Glass House Capitalizes on California Cannabis Contraction

Glass House Capitalizes on California Cannabis Contraction

California-based Glass House Brands (NEO: GLAS.A.U) (NEO: GLAS.WT.U) (OTCQX: GLASF) (OTCQX: GHBWF) has been one of the largest beneficiaries of market contraction in the Golden State, according to company leadership during the company’s third-quarter earnings call this week.

“In total, the number of active mixed-life and outdoor licenses has dropped by 39% from 7,190 in June of last year to 4,364 at the end of October. We estimate that this has resulted in a fall in the low 20% range in the square footage under cultivation,” CFO Mark Vendetti told investors.

That has led to “the phone ringing more frequently,” President Graham Farrar said.
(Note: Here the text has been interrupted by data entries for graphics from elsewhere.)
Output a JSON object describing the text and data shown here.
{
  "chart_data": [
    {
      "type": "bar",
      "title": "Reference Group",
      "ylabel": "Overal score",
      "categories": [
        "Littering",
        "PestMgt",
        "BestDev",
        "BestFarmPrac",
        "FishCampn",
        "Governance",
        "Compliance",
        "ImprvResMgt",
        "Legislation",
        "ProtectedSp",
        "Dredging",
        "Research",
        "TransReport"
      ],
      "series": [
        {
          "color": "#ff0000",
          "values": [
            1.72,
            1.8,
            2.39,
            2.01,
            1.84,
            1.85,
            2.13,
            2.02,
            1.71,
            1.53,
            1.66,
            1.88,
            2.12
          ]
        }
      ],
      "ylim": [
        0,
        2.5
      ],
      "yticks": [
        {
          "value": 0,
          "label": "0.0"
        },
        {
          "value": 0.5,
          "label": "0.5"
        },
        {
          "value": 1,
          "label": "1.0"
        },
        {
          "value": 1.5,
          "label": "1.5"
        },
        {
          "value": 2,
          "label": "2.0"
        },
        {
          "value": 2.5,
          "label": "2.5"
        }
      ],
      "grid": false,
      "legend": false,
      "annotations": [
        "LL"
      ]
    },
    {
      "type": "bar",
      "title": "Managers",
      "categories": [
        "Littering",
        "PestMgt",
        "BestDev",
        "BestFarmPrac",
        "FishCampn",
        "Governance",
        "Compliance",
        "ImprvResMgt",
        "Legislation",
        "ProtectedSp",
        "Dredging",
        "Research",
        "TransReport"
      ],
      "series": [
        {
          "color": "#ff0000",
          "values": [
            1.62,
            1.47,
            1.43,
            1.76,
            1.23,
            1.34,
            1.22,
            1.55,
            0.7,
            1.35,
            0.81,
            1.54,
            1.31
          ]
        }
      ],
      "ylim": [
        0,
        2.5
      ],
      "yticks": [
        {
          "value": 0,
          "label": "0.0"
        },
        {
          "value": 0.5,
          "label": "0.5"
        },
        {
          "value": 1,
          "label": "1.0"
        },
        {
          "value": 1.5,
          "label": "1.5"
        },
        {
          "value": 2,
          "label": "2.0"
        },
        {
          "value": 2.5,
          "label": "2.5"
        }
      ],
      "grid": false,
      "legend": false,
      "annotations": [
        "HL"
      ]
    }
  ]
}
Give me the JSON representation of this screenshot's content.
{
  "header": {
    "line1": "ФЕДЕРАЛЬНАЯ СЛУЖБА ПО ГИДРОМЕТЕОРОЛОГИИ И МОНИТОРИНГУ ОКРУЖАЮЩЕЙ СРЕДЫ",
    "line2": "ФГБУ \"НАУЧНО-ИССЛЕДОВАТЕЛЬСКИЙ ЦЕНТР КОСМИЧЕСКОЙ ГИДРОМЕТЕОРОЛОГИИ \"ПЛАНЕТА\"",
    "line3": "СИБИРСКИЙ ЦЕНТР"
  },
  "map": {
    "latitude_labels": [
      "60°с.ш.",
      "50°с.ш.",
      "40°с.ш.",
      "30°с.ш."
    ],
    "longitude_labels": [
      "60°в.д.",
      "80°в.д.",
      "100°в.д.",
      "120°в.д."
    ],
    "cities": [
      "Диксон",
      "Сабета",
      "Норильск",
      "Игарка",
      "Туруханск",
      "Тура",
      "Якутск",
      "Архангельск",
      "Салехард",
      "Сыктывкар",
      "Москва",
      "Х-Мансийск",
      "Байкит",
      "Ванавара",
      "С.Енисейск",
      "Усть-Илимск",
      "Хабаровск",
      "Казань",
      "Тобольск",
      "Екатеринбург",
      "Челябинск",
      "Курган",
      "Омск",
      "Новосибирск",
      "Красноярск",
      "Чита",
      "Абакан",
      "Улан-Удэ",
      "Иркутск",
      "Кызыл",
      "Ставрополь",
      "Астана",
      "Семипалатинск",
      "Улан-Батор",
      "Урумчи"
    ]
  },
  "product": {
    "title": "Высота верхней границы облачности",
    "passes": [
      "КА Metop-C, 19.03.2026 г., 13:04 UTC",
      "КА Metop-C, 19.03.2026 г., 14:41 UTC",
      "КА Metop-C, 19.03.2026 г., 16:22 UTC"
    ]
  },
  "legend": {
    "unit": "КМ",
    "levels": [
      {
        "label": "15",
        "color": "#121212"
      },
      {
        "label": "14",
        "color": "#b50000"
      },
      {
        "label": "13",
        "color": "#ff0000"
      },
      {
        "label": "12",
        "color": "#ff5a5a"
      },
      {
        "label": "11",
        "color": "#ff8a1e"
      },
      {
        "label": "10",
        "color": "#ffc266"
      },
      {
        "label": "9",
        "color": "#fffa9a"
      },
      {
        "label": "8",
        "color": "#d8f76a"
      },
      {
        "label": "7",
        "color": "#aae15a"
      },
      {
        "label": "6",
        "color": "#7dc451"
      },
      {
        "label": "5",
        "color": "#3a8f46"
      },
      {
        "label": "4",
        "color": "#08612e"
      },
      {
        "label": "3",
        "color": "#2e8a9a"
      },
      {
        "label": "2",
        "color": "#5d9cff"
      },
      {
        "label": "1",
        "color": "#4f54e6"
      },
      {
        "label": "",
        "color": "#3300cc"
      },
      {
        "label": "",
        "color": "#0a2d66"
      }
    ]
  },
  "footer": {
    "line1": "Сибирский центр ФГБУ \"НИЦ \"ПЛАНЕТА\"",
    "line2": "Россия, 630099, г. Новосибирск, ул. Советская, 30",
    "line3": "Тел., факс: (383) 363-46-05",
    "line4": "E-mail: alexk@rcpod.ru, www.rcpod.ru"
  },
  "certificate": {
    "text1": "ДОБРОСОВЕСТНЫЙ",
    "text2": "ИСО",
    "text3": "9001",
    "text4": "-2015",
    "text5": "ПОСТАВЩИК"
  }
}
It’s not all rosy, though, CEO Kyle Kazan added. The California market in general is still very much distressed, which has perpetuated a longstanding problem of retailers not paying their vendors in full. Glass House makes sure it deals only with shops that pay for inventory, but its own legal retail shop in Los Angeles still must compete with 10-20 unlicensed marijuana shops daily.

“And yet, as challenging as the industry is, it is getting easier,” Kazan said.

Another bright spot in the industry: Glass House anticipates millions of dollars in federal tax savings in coming years due to the expected rescheduling of marijuana at the federal level, to Schedule III from Schedule I, Kazan said.

“Based on my discussions with policymakers in California and Washington, D.C., I believe there is a high probability that the (Drug Enforcement Administration) will provide its recommendation on rescheduling to a Schedule III before the end of this year, with implementation likely by the middle of next year,” he said.

Moving cannabis to Schedule III, Kazan noted, would eliminate the hated 280E provision of the federal tax code as it pertains to state-legal marijuana companies. That provision bars plant-touching from claiming many standard business tax deductions, thus raising the federal tax rate enormously for companies like Glass House.

If 280E hadn’t been applicable this year, “it would have saved us $10 million,” Kazan said. He estimated the company’s tax savings next year if rescheduling becomes a reality could be closer to $15 million.

But, he noted cautiously, “Trying to prepare for what the federal government may or should do is like standing in the middle of a minefield, because they’ve literally done nothing to help this industry at the federal level” since President Richard Nixon launched the war on drugs.